Foto: Republika/Thoudy Badai
Warga berfoto di Anjungan Halte Bundaran HI saat Hari Bebas Kendaraan Bermotor (HBKB) di kawasan Bundaran Hotel Indonesia, Jakarta. Epidemiolog sebut pencabutan PPKM yang terburu-buru justru rawan sekali.

REPUBLIKA.CO.ID, JAKARTA -- Epidemiolog dari Universitas Griffith Australia, Dicky Budiman, khawatir peningkatan kasus Covid-19 subvarian XBB di Indonesia usai perayaan Tahun Baru 2023. Subvarian XBB dan BQ.1 menjadi subvarian yang harus diwaspadai. Dicky menjelaskan, yang dunia amati adalah XBB yang saat ini menjadi pemicu meningkatnya kasus Covid-19.
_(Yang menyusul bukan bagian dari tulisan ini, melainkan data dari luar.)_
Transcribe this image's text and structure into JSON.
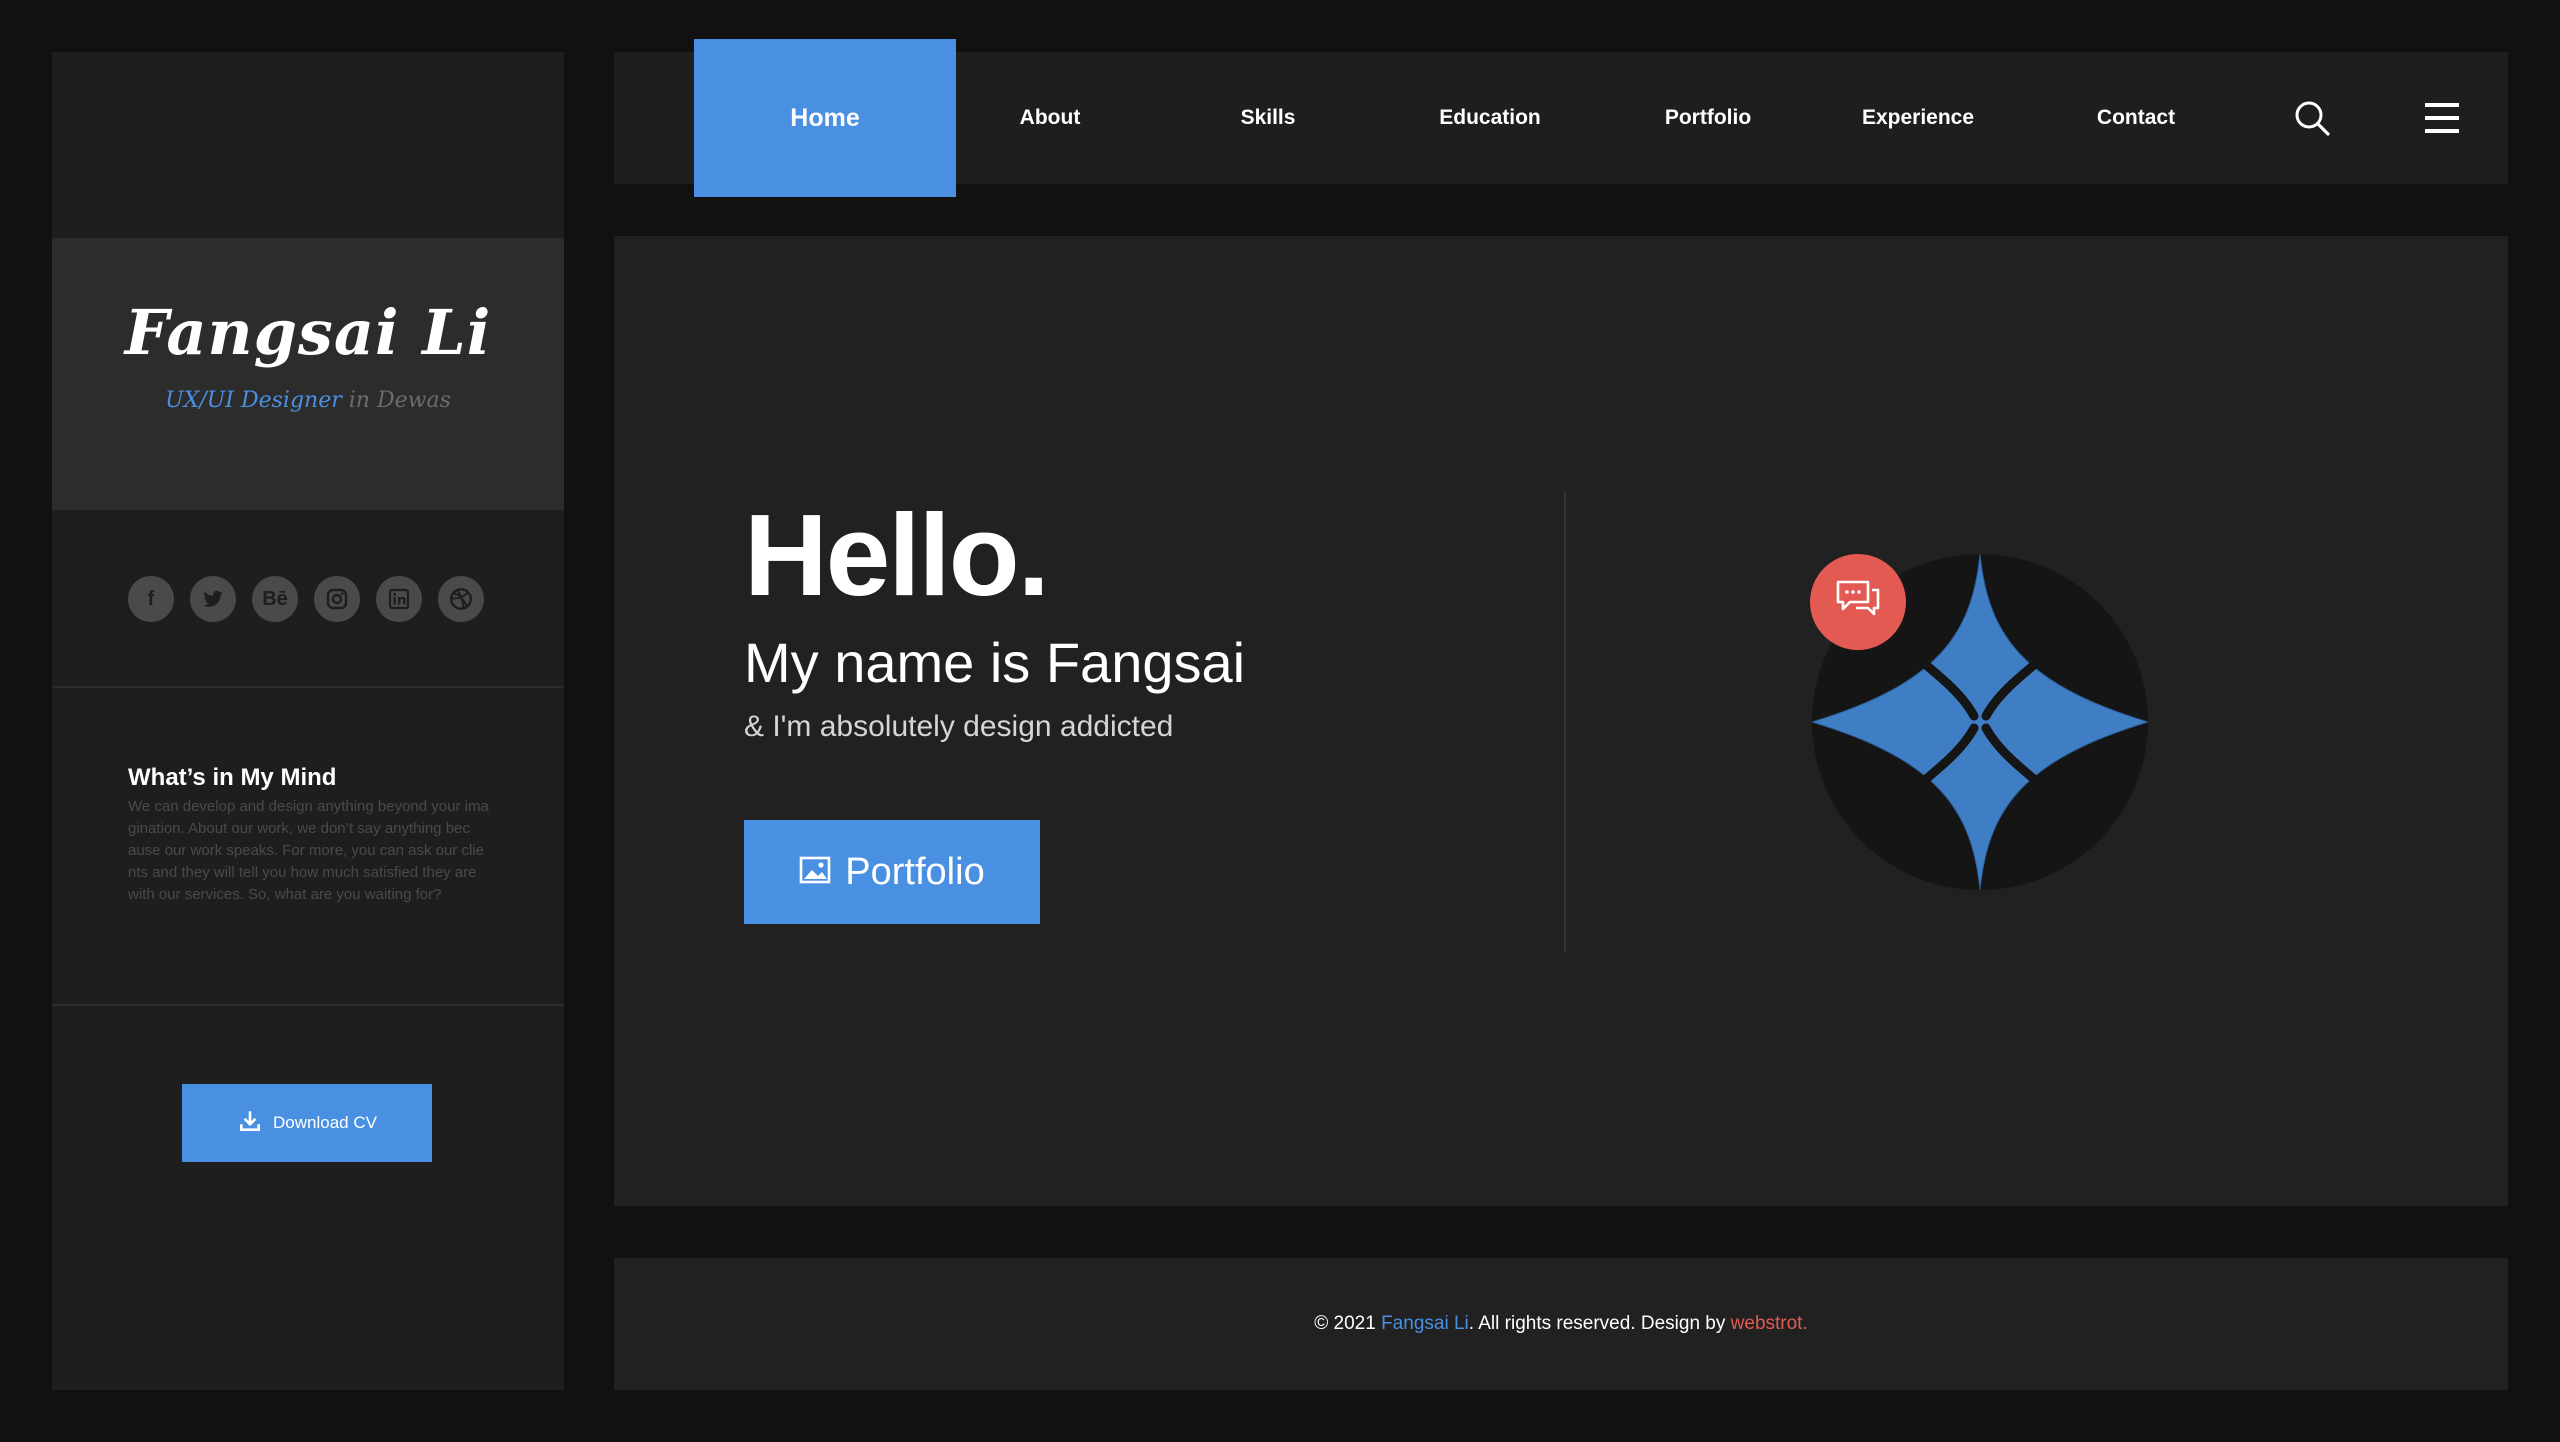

"Mereka terinfeksi (XBB) meski sudah menerima vaksin Covid-19 dosis penguat (booster) sekalipun, terutama pada kelompok lanjut usia, penyakit penyerta (komorbid), dan yang berkali-kali terinfeksi. XBB dan BQ.1 menjadi dua subvarian yang harus diwaspadai," ujarnya saat dihubungi Republika.

Baca Juga

Kedua subvarian ini, dia menambahkan, bahkan varian baru dari Cina yang mengalami krisis infeksi yang begitu masif, juga bisa terjadi di Indonesia. Ia menambahkan, Indonesia harus menunggu satu sampai dua bulan ke depan untuk mengetahuinya.

Tak hanya itu, Dicky mengingatkan omikron BF.7 juga tidak bisa dianggap enteng walaupun modal imunitas saat ini memadai. Kendati demikian, dia melanjutkan, tanpa adanya Pemberlakuan Pembatasan Kegiatan Masyarakat (PPKM) dan pengganti PPKM di masyarakat maka akibatnya, akan membuat virus ini menyasar kelompok yang rawan. Setidaknya membuat beberapa kasus infeksi Covid-19 bisa buruk. 

"Tetapi sekali lagi, yang saya khawatirkan dengan tiadanya pengganti PPKM dan pencabutan yang buru-buru, membuat kita cenderung lemah dan rawan sekali terjadi beredarnya subvarian omikron di Indonesia," ujarnya. 

Ia menjelaskan, PPKM adalah strategi mengendalikan satu pandemi. Dalam pelaksanaan kegiatan PPKM, dia menambahkan, sejatinya PPKM mengikuti strategi public health social measures, yang bukan hal baru dalam sejarah global, melainkan dijadikan pedoman dan guideline organisasi kesehatan dunia PBB (WHO).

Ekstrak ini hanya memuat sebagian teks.